President & CEO, Grantmakers for Effective Organizations
Marcus F. Walton joins GEO with over a decade of practice in both nonprofit management and the ontological learning model. He specializes in operationalizing conceptual frameworks; racial equity facilitation and training; leadership and management strategy; stakeholder engagement; program development and navigating philanthropy.

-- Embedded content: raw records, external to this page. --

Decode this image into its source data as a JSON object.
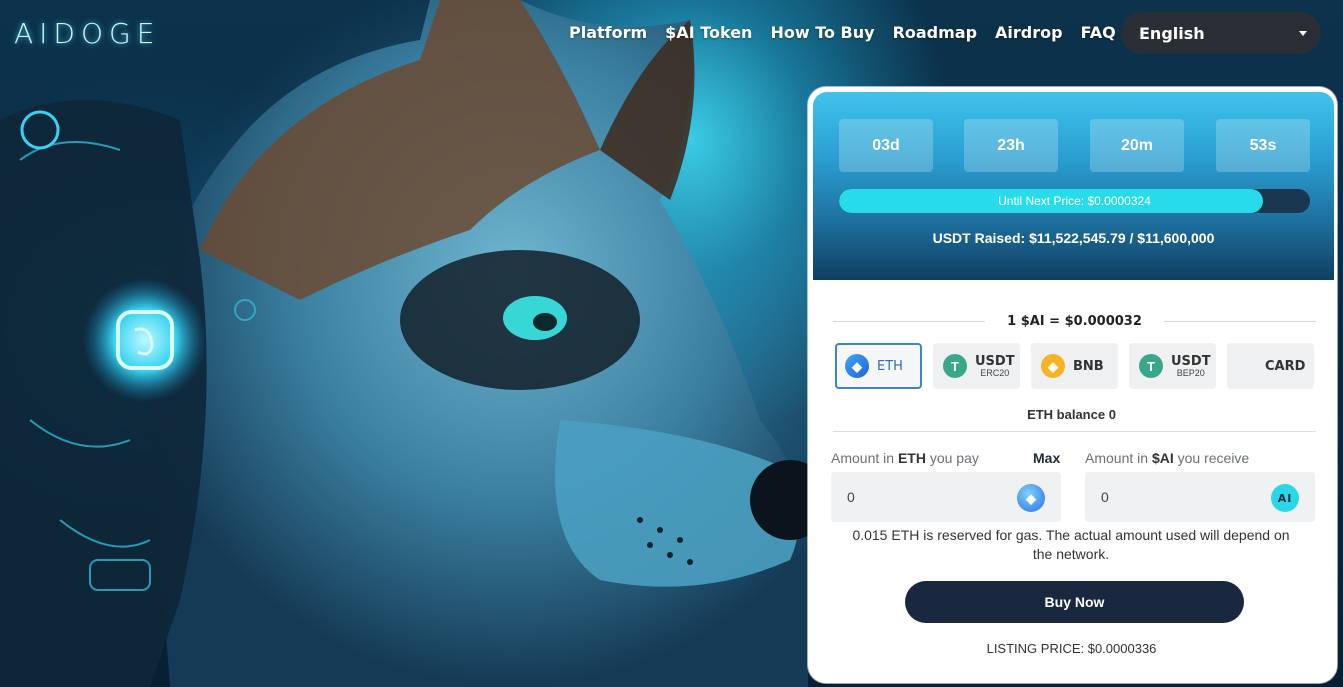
{
  "brand": {
    "logo_text": "AIDOGE"
  },
  "nav": {
    "items": [
      {
        "label": "Platform"
      },
      {
        "label": "$AI Token"
      },
      {
        "label": "How To Buy"
      },
      {
        "label": "Roadmap"
      },
      {
        "label": "Airdrop"
      },
      {
        "label": "FAQ"
      }
    ]
  },
  "language": {
    "selected": "English"
  },
  "presale": {
    "timer": {
      "days": "03d",
      "hours": "23h",
      "minutes": "20m",
      "seconds": "53s"
    },
    "progress": {
      "label": "Until Next Price: $0.0000324",
      "fraction": 0.9
    },
    "raised_text": "USDT Raised: $11,522,545.79 / $11,600,000",
    "price_text": "1 $AI = $0.000032",
    "pay_options": [
      {
        "label": "ETH",
        "sub": "",
        "icon": "eth-icon",
        "active": true
      },
      {
        "label": "USDT",
        "sub": "ERC20",
        "icon": "usdt-icon",
        "active": false
      },
      {
        "label": "BNB",
        "sub": "",
        "icon": "bnb-icon",
        "active": false
      },
      {
        "label": "USDT",
        "sub": "BEP20",
        "icon": "usdt-icon",
        "active": false
      },
      {
        "label": "CARD",
        "sub": "",
        "icon": "card-icon",
        "active": false
      }
    ],
    "balance_text": "ETH balance 0",
    "pay_field": {
      "prefix": "Amount in ",
      "unit": "ETH",
      "suffix": " you pay",
      "value": "0",
      "max_label": "Max"
    },
    "receive_field": {
      "prefix": "Amount in ",
      "unit": "$AI",
      "suffix": " you receive",
      "value": "0"
    },
    "gas_note": "0.015 ETH is reserved for gas. The actual amount used will depend on the network.",
    "buy_label": "Buy Now",
    "listing_text": "LISTING PRICE: $0.0000336"
  },
  "colors": {
    "accent_cyan": "#28dbe8",
    "button_navy": "#1a2741",
    "active_border": "#3a86c8"
  }
}
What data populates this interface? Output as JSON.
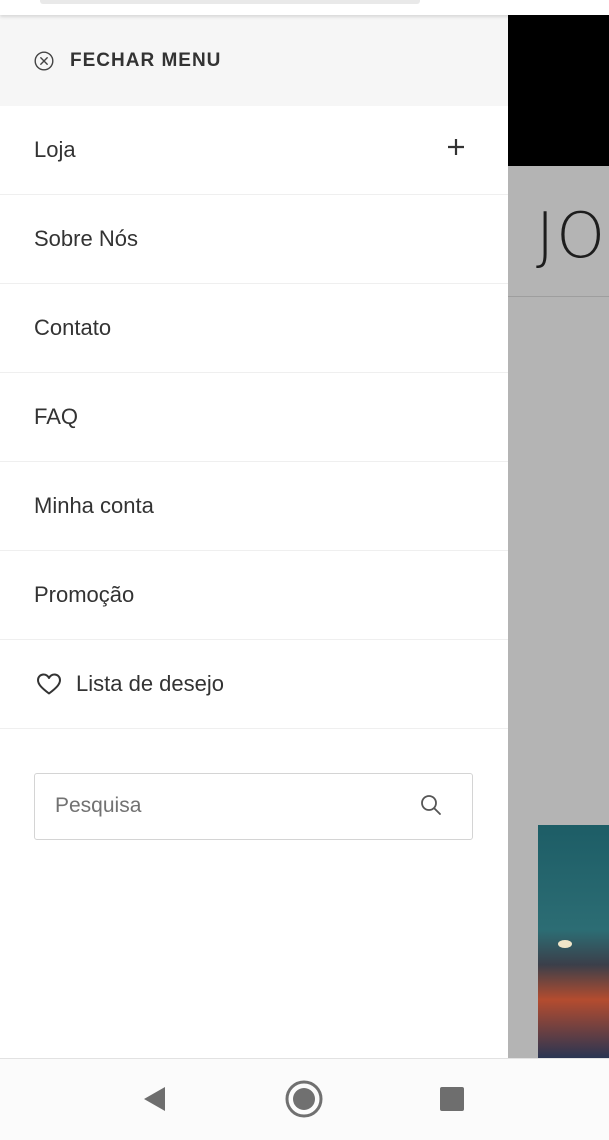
{
  "drawer": {
    "close_label": "FECHAR MENU",
    "items": [
      {
        "label": "Loja"
      },
      {
        "label": "Sobre Nós"
      },
      {
        "label": "Contato"
      },
      {
        "label": "FAQ"
      },
      {
        "label": "Minha conta"
      },
      {
        "label": "Promoção"
      },
      {
        "label": "Lista de desejo"
      }
    ]
  },
  "search": {
    "placeholder": "Pesquisa",
    "value": ""
  },
  "background_page": {
    "logo_text": "JO"
  },
  "colors": {
    "drawer_bg": "#ffffff",
    "close_row_bg": "#f6f6f6",
    "overlay_bg": "#b4b4b4",
    "header_black": "#000000"
  },
  "icons": {
    "close": "circle-x-icon",
    "expand": "plus-icon",
    "wishlist": "heart-icon",
    "search": "search-icon",
    "nav_back": "triangle-back-icon",
    "nav_home": "circle-home-icon",
    "nav_recents": "square-recents-icon"
  }
}
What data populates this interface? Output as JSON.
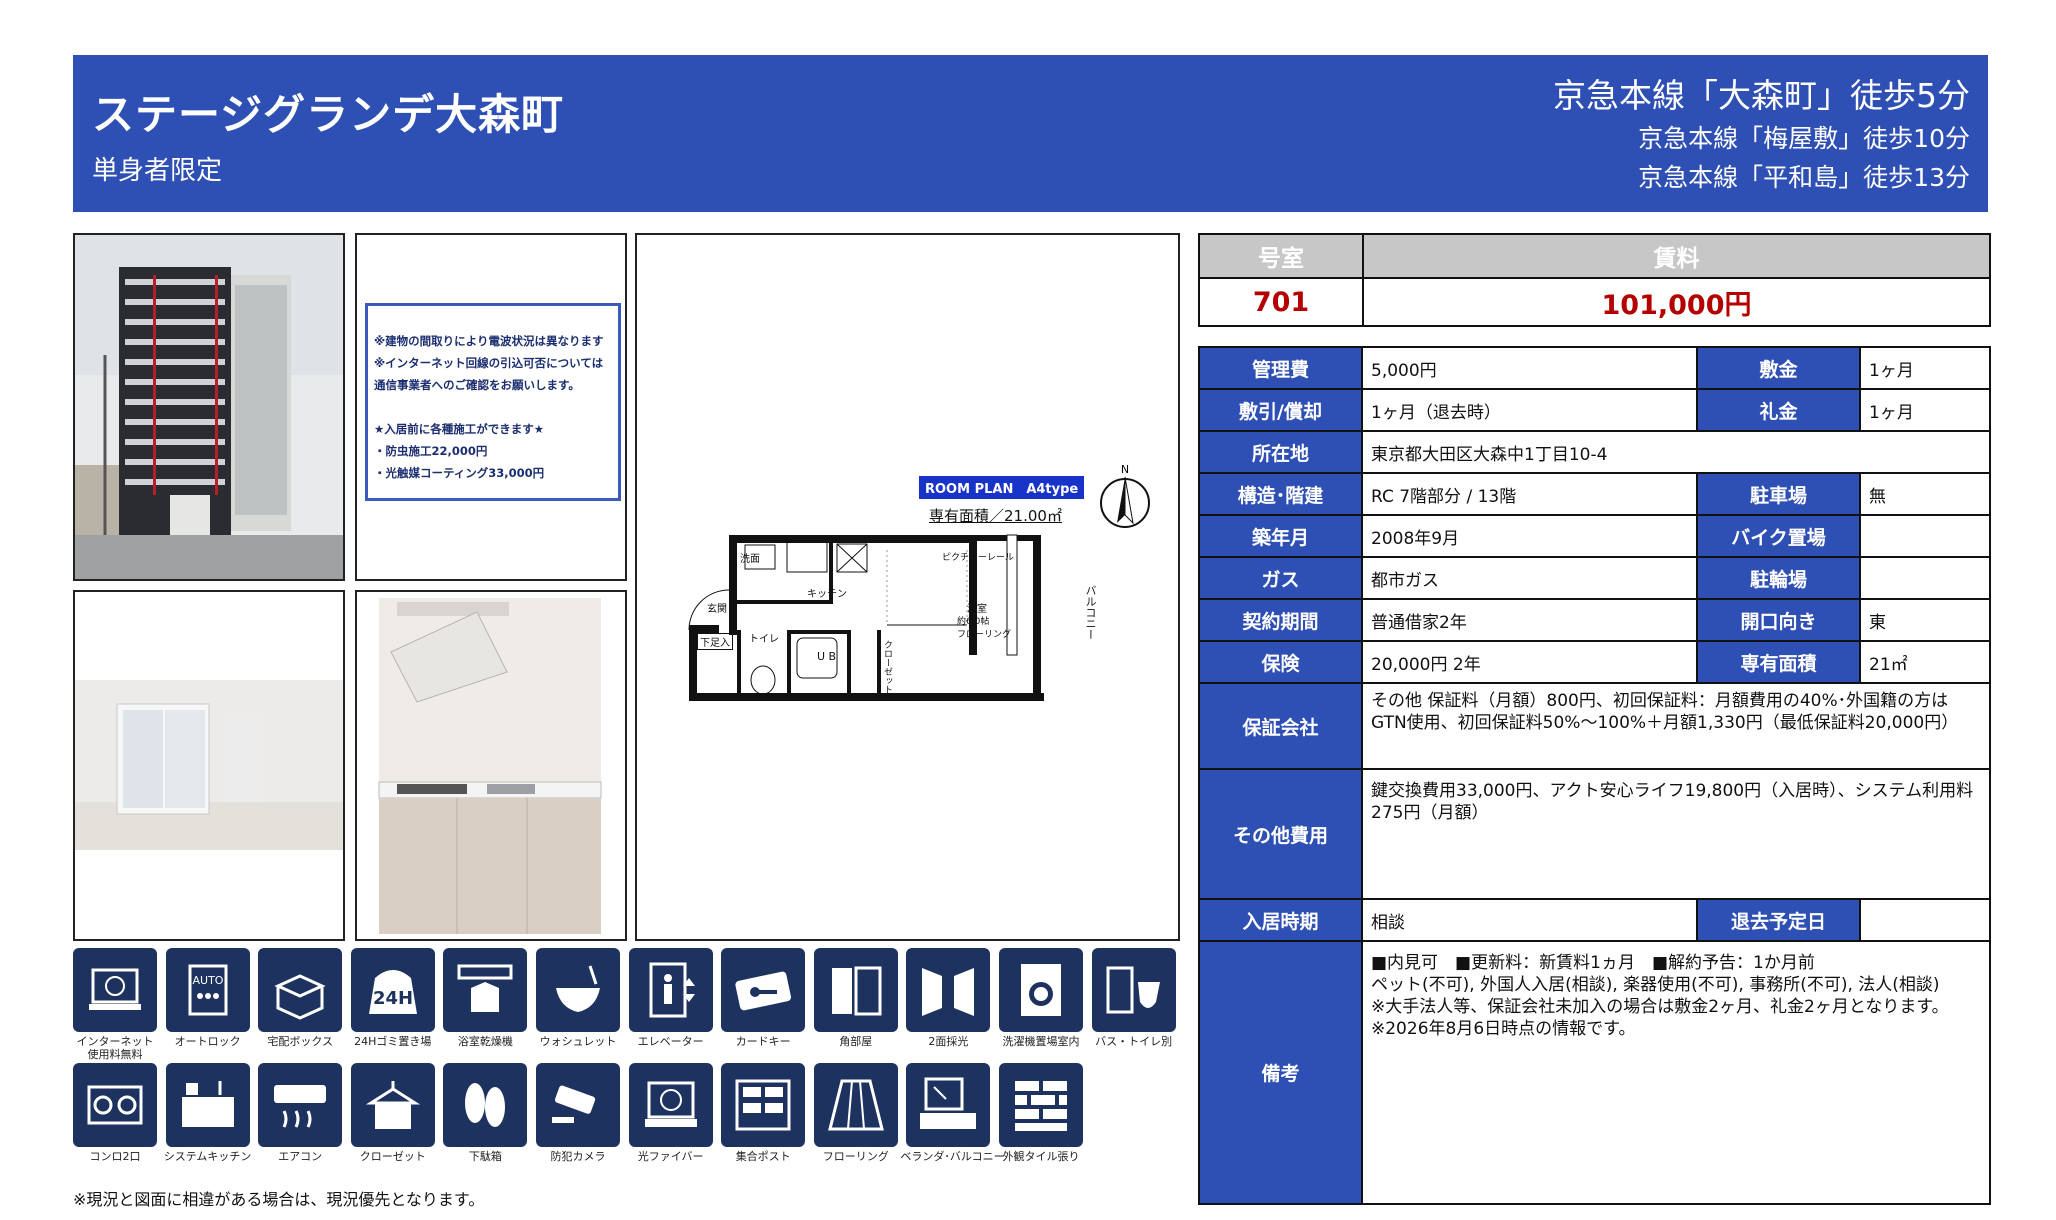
{
  "header": {
    "property_name": "ステージグランデ大森町",
    "subtitle": "単身者限定",
    "stations": [
      "京急本線「大森町」徒歩5分",
      "京急本線「梅屋敷」徒歩10分",
      "京急本線「平和島」徒歩13分"
    ]
  },
  "notice": {
    "lines": [
      "※建物の間取りにより電波状況は異なります",
      "※インターネット回線の引込可否については",
      "通信事業者へのご確認をお願いします。",
      "",
      "★入居前に各種施工ができます★",
      "・防虫施工22,000円",
      "・光触媒コーティング33,000円"
    ]
  },
  "floorplan": {
    "badge": "ROOM PLAN　A4type",
    "area": "専有面積／21.00㎡",
    "north": "N",
    "rooms": {
      "wash": "洗面",
      "kitchen": "キッチン",
      "entrance": "玄関",
      "shoe": "下足入",
      "toilet": "トイレ",
      "ub": "U B",
      "rail": "ピクチャーレール",
      "room": "洋室",
      "room_size": "約6.0帖",
      "floor": "フローリング",
      "closet": "クローゼット",
      "balcony": "バルコニー"
    }
  },
  "rent_table": {
    "room_label": "号室",
    "rent_label": "賃料",
    "room": "701",
    "rent": "101,000円"
  },
  "details": {
    "mgmt_fee_label": "管理費",
    "mgmt_fee": "5,000円",
    "deposit_label": "敷金",
    "deposit": "1ヶ月",
    "refund_label": "敷引/償却",
    "refund": "1ヶ月（退去時）",
    "key_money_label": "礼金",
    "key_money": "1ヶ月",
    "address_label": "所在地",
    "address": "東京都大田区大森中1丁目10-4",
    "structure_label": "構造･階建",
    "structure": "RC 7階部分 / 13階",
    "parking_label": "駐車場",
    "parking": "無",
    "built_label": "築年月",
    "built": "2008年9月",
    "bike_label": "バイク置場",
    "bike": "",
    "gas_label": "ガス",
    "gas": "都市ガス",
    "bicycle_label": "駐輪場",
    "bicycle": "",
    "contract_label": "契約期間",
    "contract": "普通借家2年",
    "facing_label": "開口向き",
    "facing": "東",
    "insurance_label": "保険",
    "insurance": "20,000円 2年",
    "area_label": "専有面積",
    "area": "21㎡",
    "guarantor_label": "保証会社",
    "guarantor": [
      "その他 保証料（月額）800円、初回保証料：月額費用の40%･外国籍の方は",
      "GTN使用、初回保証料50%～100%＋月額1,330円（最低保証料20,000円）"
    ],
    "other_fees_label": "その他費用",
    "other_fees": [
      "鍵交換費用33,000円、アクト安心ライフ19,800円（入居時）、システム利用料",
      "275円（月額）"
    ],
    "move_in_label": "入居時期",
    "move_in": "相談",
    "move_out_label": "退去予定日",
    "move_out": "",
    "remarks_label": "備考",
    "remarks": [
      "■内見可　■更新料：新賃料1ヵ月　■解約予告：1か月前",
      "ペット(不可), 外国人入居(相談), 楽器使用(不可), 事務所(不可), 法人(相談)",
      "※大手法人等、保証会社未加入の場合は敷金2ヶ月、礼金2ヶ月となります。",
      "※2026年8月6日時点の情報です。"
    ]
  },
  "amenities": [
    {
      "label": "インターネット\n使用料無料",
      "icon": "internet-free-icon"
    },
    {
      "label": "オートロック",
      "icon": "auto-lock-icon"
    },
    {
      "label": "宅配ボックス",
      "icon": "delivery-box-icon"
    },
    {
      "label": "24Hゴミ置き場",
      "icon": "24h-garbage-icon"
    },
    {
      "label": "浴室乾燥機",
      "icon": "bathroom-dryer-icon"
    },
    {
      "label": "ウォシュレット",
      "icon": "washlet-icon"
    },
    {
      "label": "エレベーター",
      "icon": "elevator-icon"
    },
    {
      "label": "カードキー",
      "icon": "card-key-icon"
    },
    {
      "label": "角部屋",
      "icon": "corner-room-icon"
    },
    {
      "label": "2面採光",
      "icon": "two-side-light-icon"
    },
    {
      "label": "洗濯機置場室内",
      "icon": "washing-machine-icon"
    },
    {
      "label": "バス・トイレ別",
      "icon": "bath-toilet-separate-icon"
    },
    {
      "label": "コンロ2口",
      "icon": "two-burner-stove-icon"
    },
    {
      "label": "システムキッチン",
      "icon": "system-kitchen-icon"
    },
    {
      "label": "エアコン",
      "icon": "air-conditioner-icon"
    },
    {
      "label": "クローゼット",
      "icon": "closet-icon"
    },
    {
      "label": "下駄箱",
      "icon": "shoe-box-icon"
    },
    {
      "label": "防犯カメラ",
      "icon": "security-camera-icon"
    },
    {
      "label": "光ファイバー",
      "icon": "optical-fiber-icon"
    },
    {
      "label": "集合ポスト",
      "icon": "mailbox-icon"
    },
    {
      "label": "フローリング",
      "icon": "flooring-icon"
    },
    {
      "label": "ベランダ･バルコニー",
      "icon": "balcony-icon"
    },
    {
      "label": "外観タイル張り",
      "icon": "tile-exterior-icon"
    }
  ],
  "footnote": "※現況と図面に相違がある場合は、現況優先となります。"
}
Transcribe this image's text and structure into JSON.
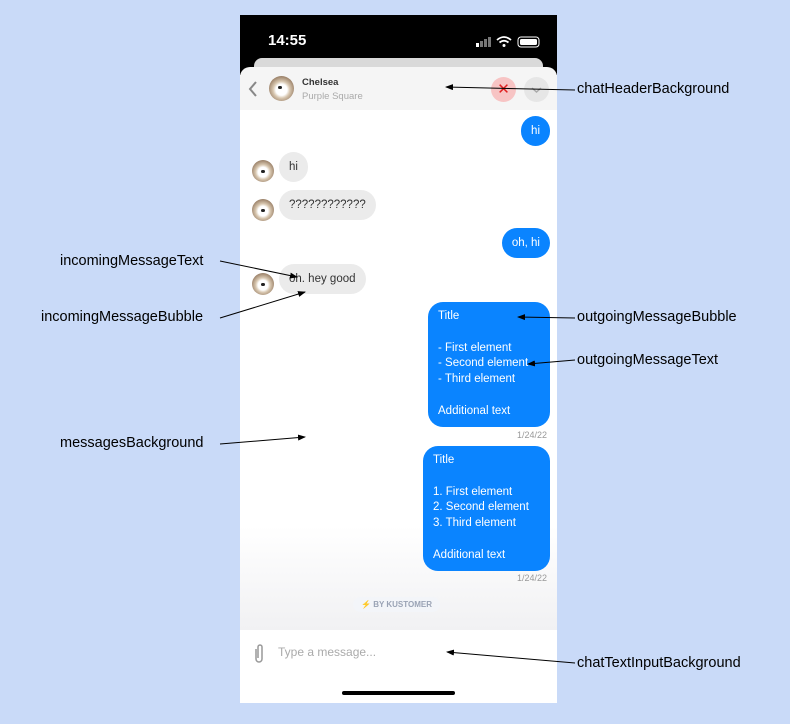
{
  "status": {
    "time": "14:55"
  },
  "header": {
    "name": "Chelsea",
    "subtitle": "Purple Square"
  },
  "messages": [
    {
      "dir": "out",
      "text": "hi"
    },
    {
      "dir": "in",
      "text": "hi"
    },
    {
      "dir": "in",
      "text": "????????????"
    },
    {
      "dir": "out",
      "text": "oh, hi"
    },
    {
      "dir": "in",
      "text": "oh. hey good"
    },
    {
      "dir": "out",
      "text": "Title\n\n- First element\n- Second element\n- Third element\n\nAdditional text",
      "time": "1/24/22"
    },
    {
      "dir": "out",
      "text": "Title\n\n1. First element\n2. Second element\n3. Third element\n\nAdditional text",
      "time": "1/24/22"
    }
  ],
  "branding": "BY KUSTOMER",
  "input": {
    "placeholder": "Type a message..."
  },
  "annotations": {
    "header": "chatHeaderBackground",
    "incomingText": "incomingMessageText",
    "incomingBubble": "incomingMessageBubble",
    "outgoingBubble": "outgoingMessageBubble",
    "outgoingText": "outgoingMessageText",
    "messagesBg": "messagesBackground",
    "inputBg": "chatTextInputBackground"
  },
  "colors": {
    "outgoing": "#0a84ff",
    "incoming": "#ebebeb",
    "background": "#c9daf8"
  }
}
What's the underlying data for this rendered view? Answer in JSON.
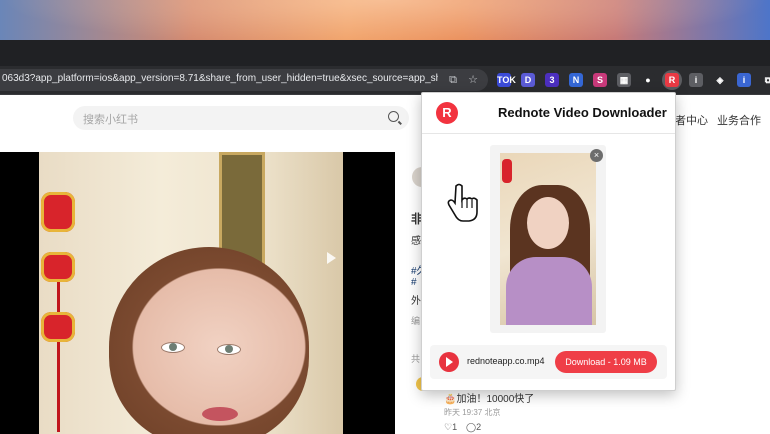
{
  "browser": {
    "url": "063d3?app_platform=ios&app_version=8.71&share_from_user_hidden=true&xsec_source=app_share&...",
    "extensions": [
      {
        "name": "tiktok-ext-icon",
        "label": "TOK",
        "color": "#3b4bd8"
      },
      {
        "name": "d-ext-icon",
        "label": "D",
        "color": "#5b5bd6"
      },
      {
        "name": "blue-ext-icon",
        "label": "3",
        "color": "#4c2fbf"
      },
      {
        "name": "ni-ext-icon",
        "label": "N",
        "color": "#3467d6"
      },
      {
        "name": "pink-ext-icon",
        "label": "S",
        "color": "#c93a7b"
      },
      {
        "name": "grid-ext-icon",
        "label": "▦",
        "color": "#5d5e63"
      },
      {
        "name": "circle-ext-icon",
        "label": "●",
        "color": "#2b2c2f"
      },
      {
        "name": "rednote-ext-icon",
        "label": "R",
        "color": "#ea3a44"
      },
      {
        "name": "info-ext-icon",
        "label": "i",
        "color": "#5d5e63"
      },
      {
        "name": "color-ext-icon",
        "label": "◈",
        "color": "#2b2c2f"
      },
      {
        "name": "shield-ext-icon",
        "label": "i",
        "color": "#3a66d2"
      },
      {
        "name": "puzzle-ext-icon",
        "label": "⧉",
        "color": "#2b2c2f"
      }
    ]
  },
  "site": {
    "search_placeholder": "搜索小红书",
    "nav_partial": "者中心",
    "nav_business": "业务合作"
  },
  "post": {
    "title_partial": "非",
    "line1": "感",
    "tag1": "#久",
    "tag2": "#",
    "line4": "外",
    "edit": "编",
    "share": "共",
    "comment_text": "加油！10000快了",
    "comment_meta": "昨天 19:37 北京",
    "likes": "1",
    "replies": "2"
  },
  "popup": {
    "logo": "R",
    "title": "Rednote Video Downloader",
    "close": "×",
    "file_name": "rednoteapp.co.mp4",
    "download_label": "Download - 1.09 MB"
  }
}
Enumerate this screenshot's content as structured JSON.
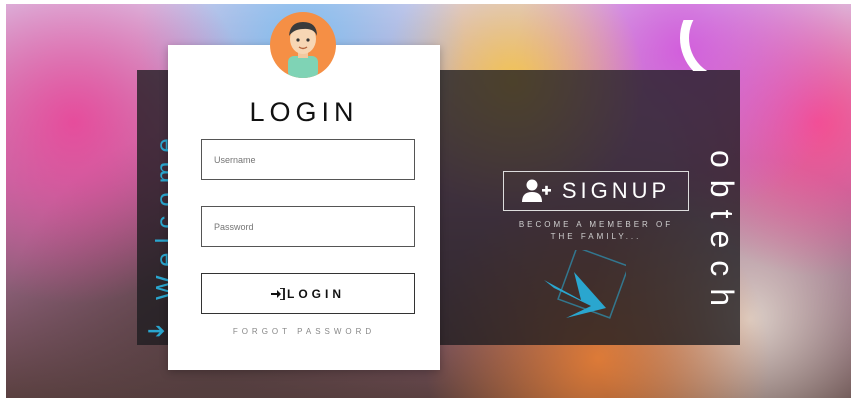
{
  "left_panel": {
    "welcome_text": "Welcome",
    "arrow_glyph": "➔"
  },
  "login_form": {
    "title": "LOGIN",
    "username_placeholder": "Username",
    "password_placeholder": "Password",
    "login_button_label": "LOGIN",
    "login_button_icon": "sign-in-icon",
    "forgot_password_label": "FORGOT PASSWORD"
  },
  "signup_panel": {
    "signup_label": "SIGNUP",
    "signup_icon": "add-user-icon",
    "subtitle_line1": "BECOME A MEMEBER OF",
    "subtitle_line2": "THE FAMILY...",
    "arrow_icon": "arrow-icon"
  },
  "brand": {
    "name": "obtech"
  },
  "colors": {
    "accent": "#2aa6cf",
    "avatar_bg": "#f58f45",
    "panel_dark": "#1e1c20"
  }
}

In his previous role as Director of Racial Equity Initiatives for Borealis Philanthropy, Marcus lead the Racial Equity Initiatives team and worked in partnership with 18 nationally-networked, philanthropy-serving grantee organizations to move past the “transactional” nature of Diversity, Equity and Inclusion to a unified movement which prioritizes strategies that close gaps in access to opportunity, resources and well-being (across all categories of gender, identity, sexual orientation, class and ability).
Before that, Marcus served as Vice President and Chief Operating Officer for the Association of Black Foundation Executives (ABFE), where he oversaw its operations, HR and staff development functions, including the overall strategy, conceptualization and administration of racial equity programming. Prior to ABFE, he combined his organizing experience and passion for public service in the role of Program Officer of Community Responsive Grantmaking with the Cleveland Foundation and Sr. Program Officer with Neighborhood Progress, Inc.
Marcus is a Newfield Network-trained ontological coach, with additional training in the Action Learning systems coaching model. He promotes coaching as a tool for personal mastery, racial equity & systems change, social sector excellence and transformation within marginalized communities.
Marcus received a Bachelor of Arts in History and Political Science from Bowling Green State University and has continued graduate studies in public administration at Georgia State University’s Andrew Young School of Public Policy as well as Rutgers University’s School of Public Affairs and Administration.